Actor-Critic Architecture Overview

Actor-Critic methods aim to combine the strengths of both value-based and policy-based approaches. They achieve this by maintaining two distinct components, often represented by separate neural networks (or sometimes networks with shared layers), which learn and operate concurrently: the Actor and the Critic.

The Actor: The Policy Maker

The Actor's role is to control how the agent behaves. It directly learns and represents the policy, which is a mapping from a state to an action (or a probability distribution over actions). Think of the Actor as the component responsible for deciding what to do in a given situation.

• Function: Learns a parameterized policy, denoted as $\pi_\theta(a|s)$, where $\theta$ represents the parameters (e.g., the weights of a neural network).
• Output: For discrete action spaces, the Actor typically outputs probabilities for each possible action.

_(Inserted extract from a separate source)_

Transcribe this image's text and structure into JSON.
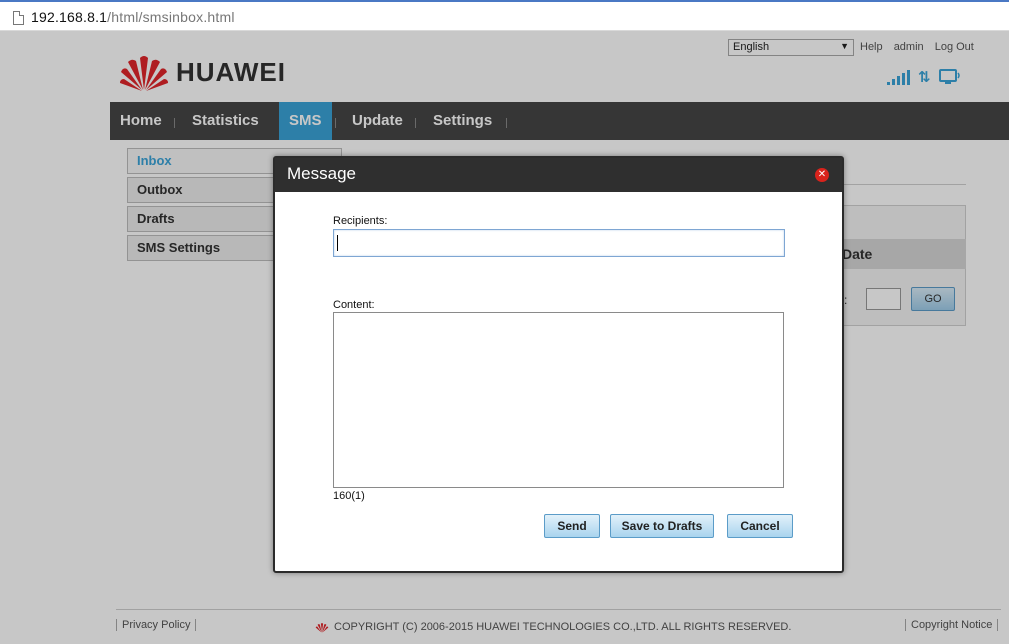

For continuous action spaces, it might output the parameters of a probability distribution (like the mean and standard deviation of a Gaussian distribution) from which the action is sampled.
• Goal: To adjust its parameters $\theta$ such that the policy maximizes the expected cumulative reward. It does this by "listening" to the feedback provided by the Critic.

The Critic: The Action Evaluator

The Critic's role is to evaluate the actions taken by the Actor. It doesn't decide on actions itself. Instead, it learns a value function that estimates how good it is to be in a certain state or how good a specific action taken in that state is. Think of the Critic as the component responsible for judging how good the Actor's chosen action was.

• Function: Learns a parameterized value function, often the state-value function $V_\phi(s)$ or the action-value function $Q_\phi(s, a)$, where $\phi$ represents the Critic's parameters. In many modern Actor-Critic variants (like A2C, which we'll see later), the Critic primarily learns the state-value function $V_\phi(s)$.
• Output: A scalar value representing the estimated return (cumulative future reward) from the current state or state-action pair.
• Goal: To accurately estimate the value function under the current policy being followed by the Actor. It learns this by observing the rewards received and state transitions resulting from the Actor's interactions with the environment, typically using methods related to Temporal Difference (TD) learning.

The Interaction Loop

The power of the Actor-Critic architecture comes from the interaction between these two components during the learning process.

1. Action Selection: The Actor observes the current state $s_t$ from the environment and selects an action $a_t$ according to its current policy $\pi_\theta(a|s_t)$.
2. Environment Interaction: The agent performs action $a_t$ in the environment, receiving a reward $r_{t+1}$ and transitioning to the next state $s_{t+1}$.
3. Critic Evaluation: The Critic observes the transition $(s_t, a_t, r_{t+1}, s_{t+1})$. It uses this information, often in conjunction with its current value estimate for $s_t$ and $s_{t+1}$, to compute a signal that evaluates the action $a_t$. A common evaluation signal is the TD error or the Advantage function $A(s_t, a_t) = Q(s_t, a_t) - V(s_t)$, which measures whether the action taken led to a better or worse outcome than expected from state $s_t$.
4. Parameter Updates:
   • Critic Update: The Critic updates its parameters $\phi$ to improve its value estimates based on the observed reward and next state, typically minimizing a loss based on the TD error (e.g., minimizing $(r_{t+1} + \gamma V_\phi(s_{t+1}) - V_\phi(s_t))^2$).
   • Actor Update: The Actor updates its policy parameters $\theta$ based on the evaluation signal provided by the Critic. If the Critic indicates that action $a_t$ led to a better-than-expected outcome (positive TD error or advantage), the Actor adjusts $\theta$ to increase the probability of selecting $a_t$ in state $s_t$ in the future. Conversely, if the outcome was worse than expected, it decreases the probability. This update typically follows the direction suggested by the policy gradient, but scaled by the Critic's evaluation.

This interaction allows the Actor to benefit from the learned value function of the Critic. Instead of relying solely on the often noisy returns from entire episodes (like in basic REINFORCE), the Actor gets more immediate and stable feedback from the Critic's TD error or advantage estimates. This generally leads to lower variance in the policy updates and more efficient learning.

Diagram illustrating the flow of information in a typical Actor-Critic setup. The Agent, containing the Actor and Critic, interacts with the Environment. The Actor chooses actions based on the state, the Environment provides rewards and next states, and the Critic evaluates the Actor's actions, providing feedback used to update both components.

By separating the tasks of action selection and action evaluation, Actor-Critic methods provide a flexible and powerful framework. In the following sections, we will look at specific algorithms like Advantage Actor-Critic (A2C) and Asynchronous Advantage Actor-Critic (A3C) that implement these ideas effectively.